月間の勤務時間数によるコントロールも可能です。

 勤務の多様化や病棟の特性によって、シフトごとに開始・終了だけでなく、勤務時間や休息時間などが異なるケースに対応するために、月間の勤務時間数に目標を定める(例えば、150時間を目標にする、など)ことが可能になっています。このため、従来であればトータル勤務時間を参考にしながら、スタッフ毎に手修正が必須であったケースも自動生成が可能になりました。
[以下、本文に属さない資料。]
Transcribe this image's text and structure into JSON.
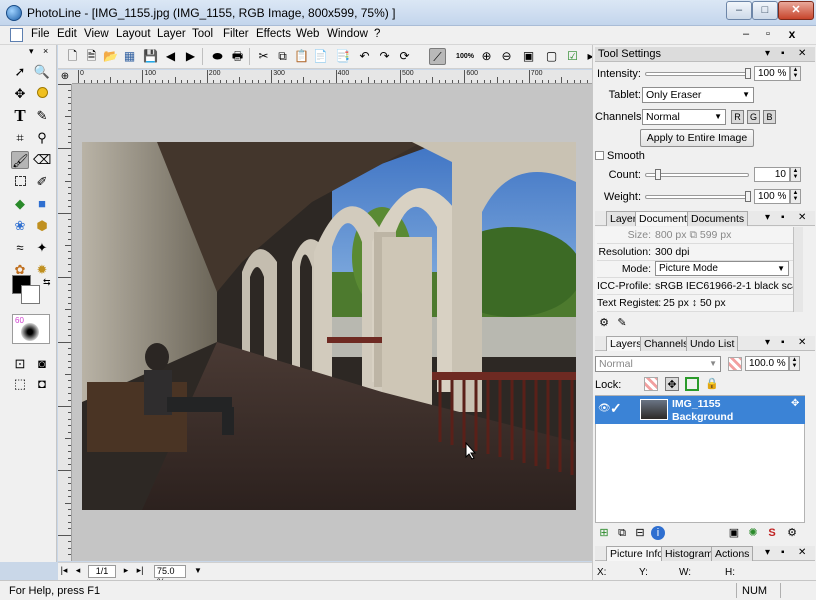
{
  "window": {
    "title": "PhotoLine - [IMG_1155.jpg (IMG_1155, RGB Image, 800x599, 75%) ]",
    "min": "–",
    "max": "□",
    "close": "✕"
  },
  "menu": {
    "items": [
      "File",
      "Edit",
      "View",
      "Layout",
      "Layer",
      "Tool",
      "Filter",
      "Effects",
      "Web",
      "Window",
      "?"
    ],
    "mdi_min": "–",
    "mdi_max": "▫",
    "mdi_close": "x"
  },
  "toolbar": {
    "zoom_100": "100%"
  },
  "ruler": {
    "corner": "⊕",
    "ticks": [
      "0",
      "100",
      "200",
      "300",
      "400",
      "500",
      "600",
      "700",
      "800"
    ]
  },
  "navbar": {
    "page": "1/1",
    "zoom": "75.0 %"
  },
  "status": {
    "help": "For Help, press F1",
    "num": "NUM"
  },
  "tool_settings": {
    "title": "Tool Settings",
    "intensity_label": "Intensity:",
    "intensity_value": "100 %",
    "intensity": 1.0,
    "tablet_label": "Tablet:",
    "tablet_value": "Only Eraser",
    "channels_label": "Channels:",
    "channels_value": "Normal",
    "rgb": [
      "R",
      "G",
      "B"
    ],
    "apply_label": "Apply to Entire Image",
    "smooth_label": "Smooth",
    "count_label": "Count:",
    "count_value": "10",
    "count": 0.1,
    "weight_label": "Weight:",
    "weight_value": "100 %",
    "weight": 1.0
  },
  "doc_panel": {
    "tabs": [
      "Layer",
      "Document",
      "Documents"
    ],
    "rows": [
      {
        "label": "Size:",
        "value": "800 px  ⧉  599 px"
      },
      {
        "label": "Resolution:",
        "value": "300 dpi"
      },
      {
        "label": "Mode:",
        "value": "Picture Mode"
      },
      {
        "label": "ICC-Profile:",
        "value": "sRGB IEC61966-2-1 black scal..."
      },
      {
        "label": "Text Register:",
        "value": "↓ 25 px        ↕ 50 px"
      }
    ]
  },
  "layers_panel": {
    "tabs": [
      "Layers",
      "Channels",
      "Undo List"
    ],
    "blend_mode": "Normal",
    "opacity": "100.0 %",
    "lock_label": "Lock:",
    "layer_name": "IMG_1155",
    "layer_sub": "Background"
  },
  "info_panel": {
    "tabs": [
      "Picture Info",
      "Histogram",
      "Actions"
    ],
    "x_label": "X:",
    "y_label": "Y:",
    "w_label": "W:",
    "h_label": "H:"
  },
  "colors": {
    "selection": "#3b83d6",
    "panel_bg": "#f0f0f0",
    "canvas_bg": "#c5c5c5",
    "close_red": "#c7442b"
  }
}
NEW : 現在前月の(過)不足分を翌月に 是正する機能を実装中です。ご期待下さい。

会議や申し送りの時間は様式9に反映できますか?

イベント登録することで可能です。

 申し送りや会議などはイベントとして管理します。いつ、だれが参加して、参加者の中の誰の勤務時間を減算するかを登録できます。繰り返し設定によって、定期的な会議等は毎月登録する必要はありませんし、勤務表上にイベント一覧を開いたり、イベント予定だけをカレンダーとして表示する機能を持っています。

イベントカレンダー

勤務希望の入力について教えてください。

16種類の勤務予約が可能です。

 勤務予約(勤務希望)は、大きくは4種類の区別で入力が可能です。一つ目は、病院や病棟の都合によるもの、もう一つはスタッフ個人の都合によるもの。それぞれに、必ず実現させるものと他の条件を考慮しながら実現させるものが設定出来ます。後者の予約は必ずしも実現するとは限りませんが、その分他の条件を実現させやすくなります。 まずはこの4種類の中からどれで入力するかを決定します。

 次に指定するシフトを割り振られるようにする(受容)するか、指定したシフト以外が割り振られるようにする(回避)かを選択します。回避とは、例えば「日勤以外のシフトなら勤務可能」といったような指定です。

 さらにシフト一つを指定するのではなく、複数の指定(最大5種類)の指定が可能となっています。例えば、「遅出か準夜勤なら勤務可能」とか「早出と準夜勤と深夜勤以外なら勤務可能」という感じの指定です。

 これらを指定して、勤務表上にスタンプを押すように簡単に入力が可能となっています。

勤務予約の種類

シフトの種類はいくつまで登録できますか?

シフトの登録には制限がありません。

 柔軟な勤務の実現のため、同じ日勤でも始業や終業の時間が少しづつズレているものが複数存在したり、夜勤の負担を減らすため長時間の日勤シフトが用意されていたり多彩なシフトが存在していますから、シフトの登録数の上限はありません。お使いいただく病院の状況に応じて自在に設定していただくことが可能です。勤務表に表示する文字や記号も自在に変更できますから、使い慣れた記号での運用が可能です。